Die Fed geht hier erneut voran. Sie hat am 21.09.2022 den Leitzins um 75 Basispunkte angehoben. Der Leitzins bewegt sich nun in der Spanne von 3,00 bis 3,25 Prozent. In ihrem Zinsausblick signalisieren die US-amerikanischen Währungshüter, dass sie bis zum Jahresende den Zins im Mittel auf ein Niveau von 4,40 Prozent anheben wollen.

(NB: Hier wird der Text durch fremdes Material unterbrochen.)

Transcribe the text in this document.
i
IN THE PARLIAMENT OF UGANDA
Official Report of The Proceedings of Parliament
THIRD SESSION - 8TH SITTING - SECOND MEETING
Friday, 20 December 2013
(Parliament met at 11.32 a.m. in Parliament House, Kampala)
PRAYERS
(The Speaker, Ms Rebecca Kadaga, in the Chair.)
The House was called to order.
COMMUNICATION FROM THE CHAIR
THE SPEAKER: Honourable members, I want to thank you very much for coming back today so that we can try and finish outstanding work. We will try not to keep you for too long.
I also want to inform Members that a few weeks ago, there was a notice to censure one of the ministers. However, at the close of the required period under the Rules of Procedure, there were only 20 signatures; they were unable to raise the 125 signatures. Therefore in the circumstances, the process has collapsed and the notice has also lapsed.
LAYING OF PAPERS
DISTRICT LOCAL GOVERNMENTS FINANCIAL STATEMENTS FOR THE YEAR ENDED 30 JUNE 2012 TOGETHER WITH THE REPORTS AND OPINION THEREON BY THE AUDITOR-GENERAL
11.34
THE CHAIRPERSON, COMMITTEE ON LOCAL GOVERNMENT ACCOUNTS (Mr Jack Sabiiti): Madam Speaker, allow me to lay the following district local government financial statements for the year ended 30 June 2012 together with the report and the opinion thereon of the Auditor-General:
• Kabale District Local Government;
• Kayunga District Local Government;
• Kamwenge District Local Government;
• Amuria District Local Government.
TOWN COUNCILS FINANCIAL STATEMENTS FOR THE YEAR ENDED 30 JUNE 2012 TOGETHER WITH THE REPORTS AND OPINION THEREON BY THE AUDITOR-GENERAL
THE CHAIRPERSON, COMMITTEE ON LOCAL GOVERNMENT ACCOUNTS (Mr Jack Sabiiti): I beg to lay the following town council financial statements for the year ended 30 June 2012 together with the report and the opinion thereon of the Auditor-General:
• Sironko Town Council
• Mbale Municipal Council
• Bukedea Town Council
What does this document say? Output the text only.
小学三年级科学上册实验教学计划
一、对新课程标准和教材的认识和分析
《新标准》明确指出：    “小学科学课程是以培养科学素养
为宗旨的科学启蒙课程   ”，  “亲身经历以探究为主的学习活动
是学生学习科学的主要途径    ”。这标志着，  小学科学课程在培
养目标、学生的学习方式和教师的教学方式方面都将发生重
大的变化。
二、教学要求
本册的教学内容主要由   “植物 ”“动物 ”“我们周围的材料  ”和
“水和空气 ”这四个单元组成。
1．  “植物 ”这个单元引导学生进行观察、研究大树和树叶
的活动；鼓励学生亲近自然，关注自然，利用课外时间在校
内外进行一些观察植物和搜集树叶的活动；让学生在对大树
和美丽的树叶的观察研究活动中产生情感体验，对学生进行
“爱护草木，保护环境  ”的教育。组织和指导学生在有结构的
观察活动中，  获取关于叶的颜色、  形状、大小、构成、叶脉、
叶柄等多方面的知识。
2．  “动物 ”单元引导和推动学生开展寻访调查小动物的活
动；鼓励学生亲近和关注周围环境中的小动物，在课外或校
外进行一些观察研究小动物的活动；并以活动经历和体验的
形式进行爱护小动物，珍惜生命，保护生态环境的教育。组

Ob es nun zum sogenannten Volcker-Effekt kommt, weil die Zentralbanken unter Federführung der Fed die Zinsen anheben, oder nicht, sei dahingestellt. Fakt ist jedoch: „Die Inflation ist Staatsfeind Nummer eins für die Fed!“, um es mit den Worten einer Anlagestrategin beim Brokerhaus TD Securities zu sagen (Quelle: www.ntv.de).

Fazit

In der aktuellen Marktphase scheint eine Rezession unausweichlich. Steigende Zinsen sorgen zudem für rückläufige Aktienrenditen, d. h., nicht jedes Aktieninvestment eignet sich als Inflationsschutz. Dennoch bieten sich Möglichkeiten für Anleger: Ein breit diversifiziertes Portfolio sorgt für eine sinnvolle Risikostreuung. Eine vernünftige Basis aus Mischfonds sollte um solche Aktienfonds ergänzt werden, die auf Qualitätswerte setzen. Interessant sind beispielsweise solche Unternehmen, die in der Lage sind, steigende Preise auch durchzusetzen. Dividendenfonds mit stringentem Stock-Picking-Ansatz bieten sich als attraktive Beimischung an. Darüber hinaus können im aktuellen Marktumfeld auch sogenannte „Strategiefonds“ einen Mehrwert auf Portfolioebene liefern.